AMENDED AND RESTATED 2015 EQUITY INCENTIVE PLAN

 

THIS FIRST AMENDMENT (this “Amendment”) to the Tempo Automation, Inc. Amended and Restated 2015 Equity Incentive Plan is made and adopted by the Board of Directors (the Board”) of Tempo Automation, Inc., a Delaware corporation (the “Company”), effective as of September 29, 2022 (the “Effective Date”). All capitalized terms used but not otherwise defined herein shall have the respective meanings ascribed to such terms in the Plan (as defined below).

 

RECITALS

 

WHEREAS, the Company maintains the Tempo Automation, Inc.

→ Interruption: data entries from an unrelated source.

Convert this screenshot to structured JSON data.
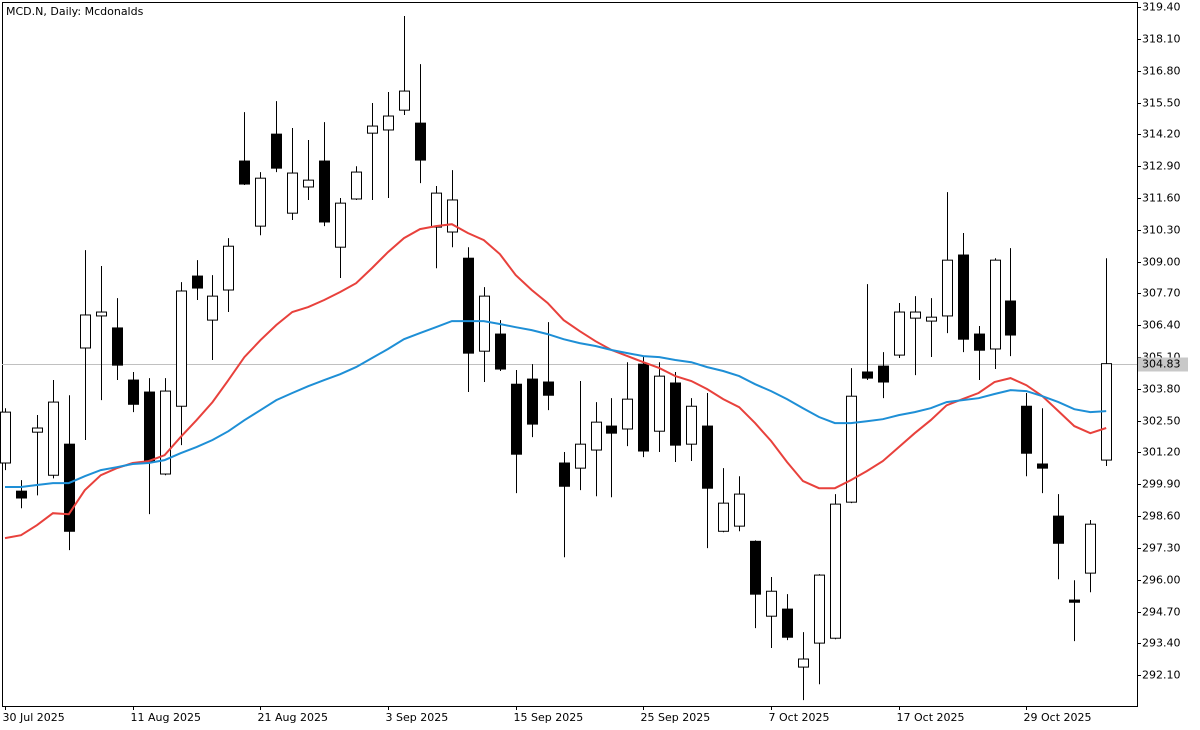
{
  "chart_data": {
    "type": "candlestick",
    "title": "MCD.N, Daily:  Mcdonalds",
    "categories": [
      "30 Jul 2025",
      null,
      null,
      null,
      null,
      null,
      null,
      null,
      "11 Aug 2025",
      null,
      null,
      null,
      null,
      null,
      null,
      null,
      "21 Aug 2025",
      null,
      null,
      null,
      null,
      null,
      null,
      null,
      "3 Sep 2025",
      null,
      null,
      null,
      null,
      null,
      null,
      null,
      "15 Sep 2025",
      null,
      null,
      null,
      null,
      null,
      null,
      null,
      "25 Sep 2025",
      null,
      null,
      null,
      null,
      null,
      null,
      null,
      "7 Oct 2025",
      null,
      null,
      null,
      null,
      null,
      null,
      null,
      "17 Oct 2025",
      null,
      null,
      null,
      null,
      null,
      null,
      null,
      "29 Oct 2025",
      null,
      null,
      null,
      null,
      null
    ],
    "open": [
      300.77,
      299.62,
      302.03,
      300.27,
      301.54,
      305.47,
      306.78,
      306.29,
      304.16,
      303.67,
      300.32,
      303.09,
      308.41,
      306.61,
      307.84,
      313.11,
      310.45,
      314.21,
      310.98,
      312.05,
      313.11,
      309.59,
      311.56,
      314.25,
      314.38,
      315.19,
      314.66,
      310.41,
      310.21,
      309.14,
      305.34,
      306.04,
      303.99,
      304.2,
      304.08,
      300.77,
      300.56,
      301.3,
      302.28,
      302.16,
      304.81,
      302.07,
      304.04,
      301.54,
      302.28,
      297.98,
      298.19,
      297.57,
      294.51,
      294.8,
      292.43,
      293.41,
      293.61,
      299.17,
      304.49,
      304.73,
      305.18,
      306.69,
      306.57,
      306.78,
      309.27,
      306.04,
      305.43,
      307.39,
      303.09,
      300.73,
      298.6,
      295.17,
      296.27,
      300.89
    ],
    "high": [
      303.01,
      300.07,
      302.73,
      304.16,
      303.54,
      309.47,
      308.82,
      307.51,
      304.49,
      304.24,
      304.24,
      308.16,
      309.06,
      308.45,
      309.96,
      315.11,
      312.66,
      315.56,
      314.46,
      313.97,
      314.7,
      311.6,
      312.9,
      315.48,
      315.93,
      319.04,
      317.07,
      312.09,
      312.74,
      309.59,
      307.96,
      306.61,
      304.57,
      304.81,
      306.53,
      301.22,
      304.12,
      303.26,
      303.42,
      304.89,
      305.14,
      304.89,
      304.49,
      303.42,
      303.63,
      300.56,
      300.23,
      297.61,
      296.11,
      295.41,
      293.86,
      296.23,
      299.5,
      304.65,
      308.08,
      305.3,
      307.31,
      307.59,
      307.51,
      311.84,
      310.17,
      306.37,
      309.14,
      309.55,
      303.63,
      303.01,
      299.5,
      295.98,
      298.44,
      309.14
    ],
    "low": [
      300.48,
      298.92,
      299.45,
      300.14,
      297.21,
      301.71,
      303.34,
      304.16,
      302.85,
      298.68,
      300.27,
      301.5,
      307.43,
      304.98,
      306.94,
      312.13,
      310.08,
      312.66,
      310.7,
      311.52,
      310.45,
      308.33,
      311.52,
      311.52,
      311.6,
      314.99,
      312.21,
      308.73,
      309.59,
      303.67,
      304.08,
      304.53,
      299.54,
      301.83,
      302.93,
      296.92,
      299.66,
      299.41,
      299.37,
      301.46,
      301.01,
      301.22,
      300.81,
      300.85,
      297.29,
      297.94,
      297.98,
      294.02,
      293.21,
      293.53,
      291.08,
      291.73,
      293.57,
      299.13,
      304.16,
      303.42,
      305.06,
      304.36,
      305.1,
      306.08,
      305.3,
      304.16,
      304.61,
      305.14,
      300.23,
      299.54,
      296.02,
      293.49,
      295.49,
      300.65
    ],
    "close": [
      302.85,
      299.34,
      302.2,
      303.26,
      297.98,
      306.82,
      306.94,
      304.77,
      303.17,
      300.81,
      303.71,
      307.8,
      307.92,
      307.59,
      309.63,
      312.17,
      312.41,
      312.82,
      312.62,
      312.33,
      310.62,
      311.39,
      312.66,
      314.54,
      314.95,
      315.97,
      313.15,
      311.8,
      311.52,
      305.26,
      307.59,
      304.61,
      301.13,
      302.36,
      303.54,
      299.82,
      301.54,
      302.44,
      301.99,
      303.38,
      301.26,
      304.32,
      301.5,
      303.09,
      299.74,
      299.13,
      299.5,
      295.41,
      295.53,
      293.65,
      292.76,
      296.19,
      299.09,
      303.5,
      304.24,
      304.08,
      306.94,
      306.94,
      306.73,
      309.06,
      305.83,
      305.38,
      309.06,
      306.0,
      301.17,
      300.56,
      297.49,
      295.08,
      298.27,
      304.83
    ],
    "up_color": "#ffffff",
    "down_color": "#000000",
    "outline_color": "#000000",
    "lines": [
      {
        "color": "#e8413c",
        "values": [
          297.7,
          297.82,
          298.23,
          298.72,
          298.68,
          299.66,
          300.27,
          300.56,
          300.77,
          300.85,
          301.09,
          301.83,
          302.52,
          303.26,
          304.16,
          305.1,
          305.79,
          306.41,
          306.94,
          307.14,
          307.43,
          307.76,
          308.12,
          308.74,
          309.39,
          309.96,
          310.33,
          310.45,
          310.53,
          310.17,
          309.88,
          309.31,
          308.45,
          307.84,
          307.31,
          306.61,
          306.16,
          305.75,
          305.39,
          305.14,
          304.89,
          304.65,
          304.32,
          304.12,
          303.79,
          303.38,
          303.05,
          302.4,
          301.67,
          300.81,
          300.03,
          299.74,
          299.74,
          300.07,
          300.44,
          300.85,
          301.42,
          301.99,
          302.52,
          303.13,
          303.38,
          303.63,
          304.08,
          304.24,
          303.95,
          303.5,
          302.89,
          302.28,
          301.99,
          302.2
        ]
      },
      {
        "color": "#1e8fd6",
        "values": [
          299.79,
          299.79,
          299.87,
          299.95,
          299.95,
          300.23,
          300.48,
          300.6,
          300.73,
          300.77,
          300.89,
          301.17,
          301.42,
          301.71,
          302.07,
          302.52,
          302.93,
          303.34,
          303.63,
          303.91,
          304.16,
          304.4,
          304.69,
          305.06,
          305.43,
          305.83,
          306.08,
          306.32,
          306.57,
          306.57,
          306.57,
          306.45,
          306.32,
          306.2,
          306.04,
          305.83,
          305.67,
          305.55,
          305.39,
          305.26,
          305.14,
          305.1,
          304.98,
          304.89,
          304.69,
          304.53,
          304.32,
          303.99,
          303.71,
          303.38,
          303.01,
          302.65,
          302.4,
          302.4,
          302.48,
          302.56,
          302.73,
          302.85,
          303.01,
          303.26,
          303.34,
          303.42,
          303.59,
          303.75,
          303.71,
          303.5,
          303.26,
          302.97,
          302.85,
          302.89
        ]
      }
    ],
    "last_price": {
      "value": 304.83,
      "label": "304.83"
    },
    "ylim": [
      290.84,
      319.61
    ],
    "yticks": [
      {
        "value": 319.4,
        "label": "319.40"
      },
      {
        "value": 318.1,
        "label": "318.10"
      },
      {
        "value": 316.8,
        "label": "316.80"
      },
      {
        "value": 315.5,
        "label": "315.50"
      },
      {
        "value": 314.2,
        "label": "314.20"
      },
      {
        "value": 312.9,
        "label": "312.90"
      },
      {
        "value": 311.6,
        "label": "311.60"
      },
      {
        "value": 310.3,
        "label": "310.30"
      },
      {
        "value": 309,
        "label": "309.00"
      },
      {
        "value": 307.7,
        "label": "307.70"
      },
      {
        "value": 306.4,
        "label": "306.40"
      },
      {
        "value": 305.1,
        "label": "305.10"
      },
      {
        "value": 303.8,
        "label": "303.80"
      },
      {
        "value": 302.5,
        "label": "302.50"
      },
      {
        "value": 301.2,
        "label": "301.20"
      },
      {
        "value": 299.9,
        "label": "299.90"
      },
      {
        "value": 298.6,
        "label": "298.60"
      },
      {
        "value": 297.3,
        "label": "297.30"
      },
      {
        "value": 296,
        "label": "296.00"
      },
      {
        "value": 294.7,
        "label": "294.70"
      },
      {
        "value": 293.4,
        "label": "293.40"
      },
      {
        "value": 292.1,
        "label": "292.10"
      }
    ],
    "grid": false
  }
}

Amended and Restated 2015 Equity Incentive Plan (the “Plan”);

 

WHEREAS, pursuant to Section 14 of the Plan, the Board has the authority to amend the Plan from time to time, including to increase the maximum aggregate number of shares of Common Stock available for issuance thereunder, subject to approval of the Company’s stockholders within twelve (12) months thereof; and

 

WHEREAS, the Board believes it is in the best interests of the Company and its stockholders to amend the Plan as set forth herein.

 

NOW, THEREFORE, BE IT RESOLVED, that the Plan is hereby amended as follows, effective as of the Effective Date, subject to approval of this Amendment by the Company’s stockholders:

 

AMENDMENT

 

1.The first sentence of Section 3 of the Plan is hereby deleted and replaced in its entirety with the following:

 

“Subject to the provisions of Section 11 below, the maximum aggregate number of Shares that may be issued under the Plan is 27,712,681 Shares, all of which Shares may be issued under the Plan pursuant to Incentive Stock Options.”

 

2.This Amendment shall be and is hereby incorporated into and forms a part of the Plan.

 

3.Except as expressly provided herein, all terms and conditions of the Plan shall remain in full force and effect.

 

[Signature page follows]

 

 

 

*          *         *

 

I hereby certify that the foregoing Amendment was duly adopted by the Board of Directors of Tempo Automation, Inc. on ________________, 2022.

 

Executed on this _____ day of _________, 2022.

 

  By:  
    Name:  
    Title:  

 

*          *          *

 

I hereby certify that the foregoing Amendment was approved by the stockholders of Tempo Automation, Inc. on ________________, 2022.

 

Executed on this _____ day of _________, 2022.